In light of its policy and theoretical advantages, the second possibility can only be challenged on the grounds of practicality. Pipelines and regulators will have to undertake the analysis necessary to determine the costs caused by an expansion. This task should not prove insurmountable in the environment of a general rate case, however.
Such analysis should provide a practical benefit. Ultimately, cost-allocation methods will be developed based on cost incurrence and made applicable to all pipelines. Analysis, then, may well be the only approach that will yield a basis for precedent and a means of reducing controversy and uncertainty.
The result, rational cost allocation, is not insignificant in the circumstances faced today by pipeline customers. Typically, shippers obtaining expansion capacity that receives vintage treatment of plant costs are paying rates two to three times higher than existing system rates. Adding on a variety of other costs simply because no one is willing to do the required analysis, becomes difficult to defend. Mindful of the goal, the additional work is time well spent:
"No approach to utility pricing can be considered truly rational which does not give an important and even a major weight to marginal-cost considerations."11 t
Jeffrey Hitchings is director of regulatory affairs at Pacific Gas Transmission Co. This article is based on PGT's recent experience in FERC Docket No. RP94-149, but does not necessarily represent the views or opinions of Pacific Gas Transmission.
1. 71 FERC (pp 61,241.
2. Vintage rates refer to the rates that result from a vintage allocation of plant-related costs. The term "incremental" is not accurate because none of the other costs are allocated on the basis of incremental or marginal cost principles, as will be discussed more fully.
3. Great Lakes Transmission L.P., Dkt. Nos. RP91-143-000 et al., Oct. 31, 1991, 57 FERC (pp 61,140.
4. Great Lakes Transmission L.P., Dkt. Nos. RP89-186-000 et al., Oct. 31, 1991, 57 FERC (pp 61,141.

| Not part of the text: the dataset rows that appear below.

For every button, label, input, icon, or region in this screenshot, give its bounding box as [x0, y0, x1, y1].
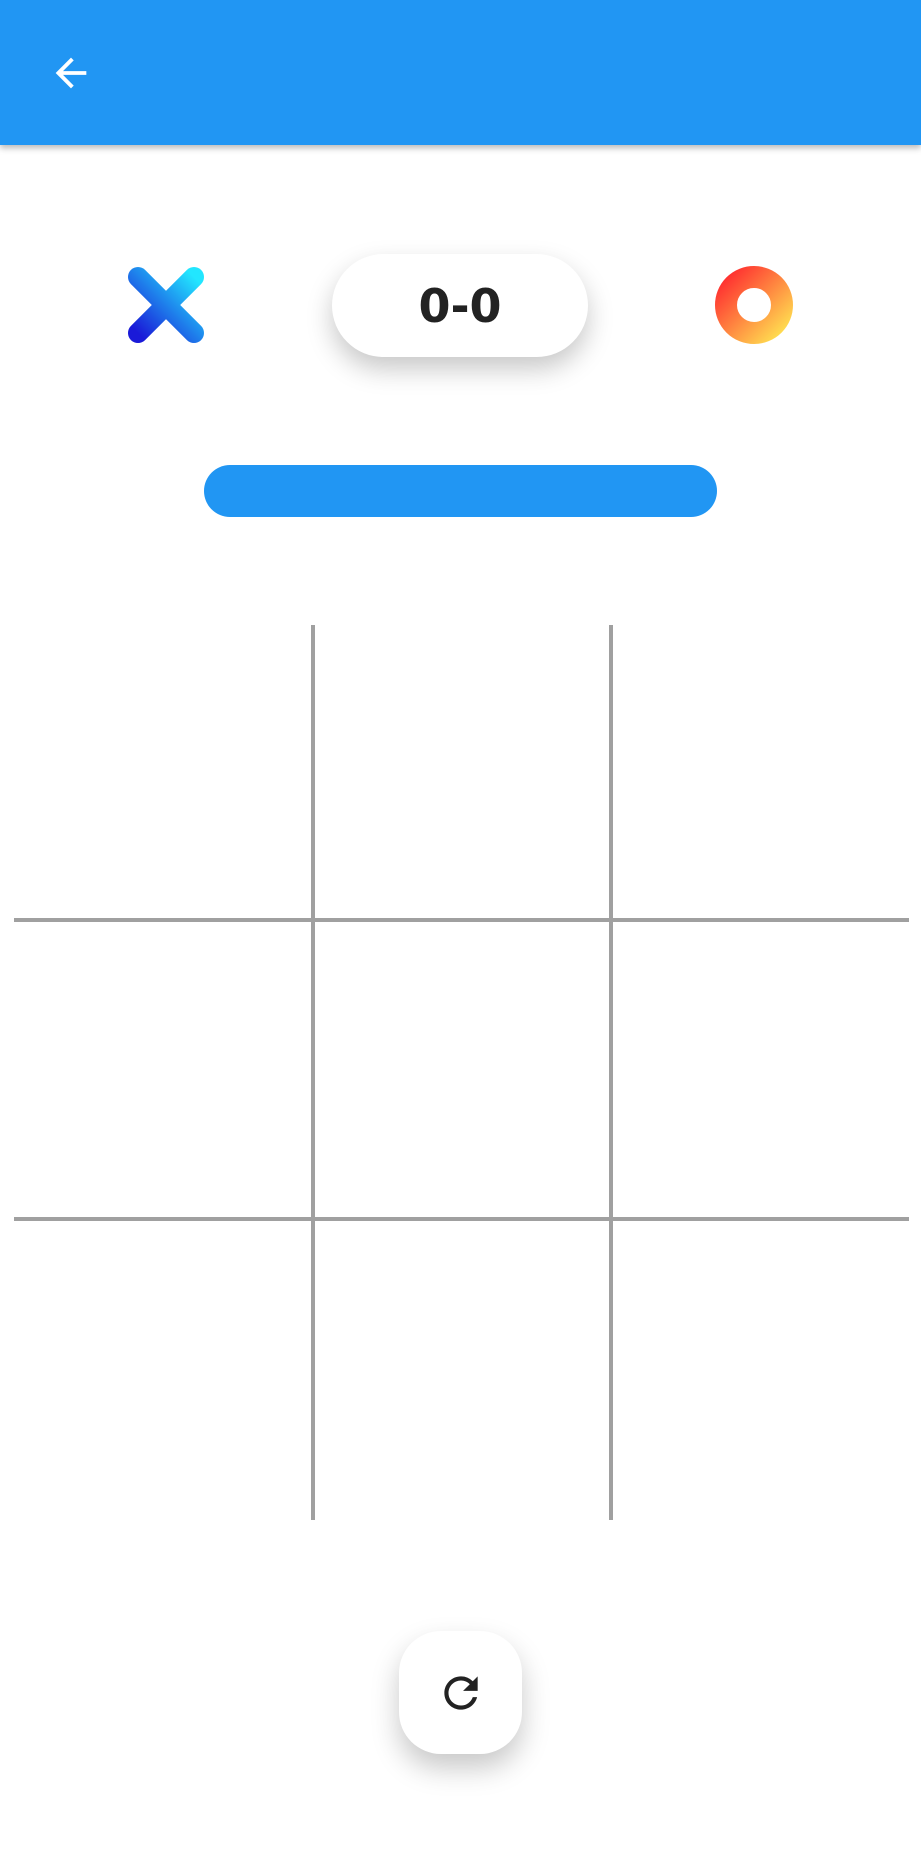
arrow-back-icon [55, 57, 87, 89]
board-cell-7[interactable] [14, 1222, 312, 1520]
board-cell-2[interactable] [312, 625, 610, 923]
board-cell-1[interactable] [14, 625, 312, 923]
board-cell-6[interactable] [611, 923, 909, 1221]
board-cell-3[interactable] [611, 625, 909, 923]
game-board [14, 625, 909, 1520]
board-cell-4[interactable] [14, 923, 312, 1221]
x-player-icon [126, 265, 206, 345]
refresh-icon [443, 1675, 478, 1710]
board-cell-9[interactable] [611, 1222, 909, 1520]
score-display: 0-0 [332, 254, 588, 357]
board-cell-8[interactable] [312, 1222, 610, 1520]
app-bar [0, 0, 921, 145]
reset-button[interactable] [399, 1631, 522, 1754]
o-player-icon [714, 265, 794, 345]
turn-indicator-bar [204, 465, 717, 517]
back-button[interactable] [40, 45, 102, 101]
board-cell-5[interactable] [312, 923, 610, 1221]
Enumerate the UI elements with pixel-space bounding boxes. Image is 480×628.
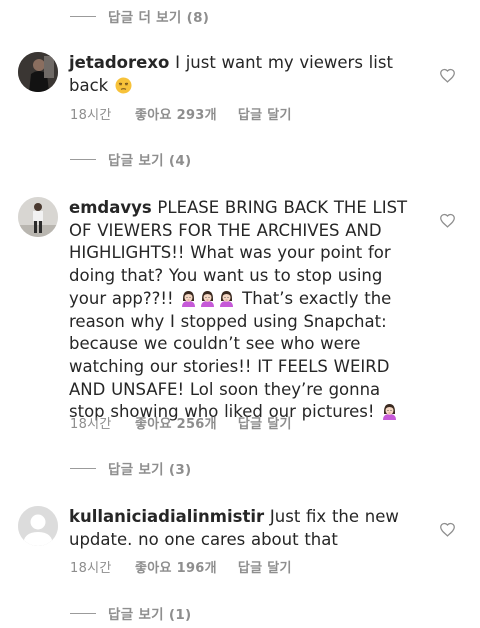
- comment-username[interactable]: emdavys: [69, 198, 152, 217]
- replies-divider-line: [70, 612, 96, 614]
- comment-text: jetadorexo I just want my viewers list b…: [69, 52, 419, 97]
- unamused-face-emoji: 😒: [115, 77, 132, 94]
- like-heart-icon[interactable]: [439, 67, 456, 84]
- comment-text: emdavys PLEASE BRING BACK THE LIST OF VI…: [69, 197, 419, 424]
- comment-text: kullaniciadialinmistir Just fix the new …: [69, 506, 419, 551]
- comment-like-count[interactable]: 좋아요 293개: [135, 104, 217, 123]
- view-replies-label: 답글 보기 (4): [108, 153, 192, 169]
- comment-time: 18시간: [70, 561, 112, 576]
- comment-meta: 18시간 좋아요 293개 답글 달기: [70, 104, 292, 123]
- woman-pouting-emoji: [383, 404, 397, 421]
- view-replies-toggle[interactable]: 답글 보기 (1): [70, 601, 192, 625]
- reply-button[interactable]: 답글 달기: [238, 557, 292, 576]
- replies-divider-line: [70, 158, 96, 160]
- comment-meta: 18시간 좋아요 256개 답글 달기: [70, 413, 292, 432]
- woman-pouting-emoji-trailing: 🙎‍♀️: [380, 402, 399, 421]
- view-replies-toggle[interactable]: 답글 보기 (3): [70, 456, 192, 480]
- like-heart-icon[interactable]: [439, 521, 456, 538]
- woman-pouting-emoji: [220, 290, 234, 307]
- woman-pouting-emoji-group: 🙎‍♀️🙎‍♀️🙎‍♀️: [179, 289, 242, 308]
- view-more-replies-label: 답글 더 보기 (8): [108, 10, 210, 26]
- comment-time: 18시간: [70, 108, 112, 123]
- comment-like-count[interactable]: 좋아요 256개: [135, 413, 217, 432]
- woman-pouting-emoji: [182, 290, 196, 307]
- replies-divider-line: [70, 467, 96, 469]
- view-replies-label: 답글 보기 (1): [108, 607, 192, 623]
- reply-button[interactable]: 답글 달기: [238, 413, 292, 432]
- avatar[interactable]: [18, 52, 58, 92]
- like-heart-icon[interactable]: [439, 212, 456, 229]
- view-replies-label: 답글 보기 (3): [108, 462, 192, 478]
- view-replies-toggle[interactable]: 답글 보기 (4): [70, 147, 192, 171]
- avatar[interactable]: [18, 197, 58, 237]
- comment-time: 18시간: [70, 417, 112, 432]
- default-avatar-icon[interactable]: [18, 506, 58, 546]
- reply-button[interactable]: 답글 달기: [238, 104, 292, 123]
- comment-username[interactable]: jetadorexo: [69, 53, 169, 72]
- comment-like-count[interactable]: 좋아요 196개: [135, 557, 217, 576]
- comment-body-continued: That’s exactly the reason why I stopped …: [69, 288, 392, 422]
- comment-meta: 18시간 좋아요 196개 답글 달기: [70, 557, 292, 576]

5. Battle Creek Gas Co. v. FPC, 281 F.2d 42 (D.C.Cir.1960), affirming Trunkline Gas Co., 21 FPC 704 (1959).
6. 71 FERC (pp 61,241.
7. As an example of the lack of guidance on this issue, some of the allocators that have been proposed (and are discussed in the next section) have been borrowed from methods used to allocate costs among pipeline functions (transmission, gathering, storage, etc.). There are few instances of allocations being developed specifically for the unique circumstances associated with vintage cost allocation on integrated transmission facilities.
8. James C. Bonbright, et al., Principles of Public Utility Rates, 1988, p. 513.
9. It should be noted that the FERC has long held cost incurrance as a necessary standard for cost allocation as shown in the following statement: "Despite the profusion of allocation methods we employ, there is a common thread that ties them together. That thread is the concept of cost responsibility or cost insurance." 23 FERC (pp 61,396.
10 Alfred E. Kahn, The Economics of Regulation: Principles and Institutions, 1970, p. 151.
11. Vickery, William S., "Some Implications of Marginal Cost Pricing for Public Utilities," American Economic Review, Papers and Proceedings, May 1955, Vol. 45, p. 620.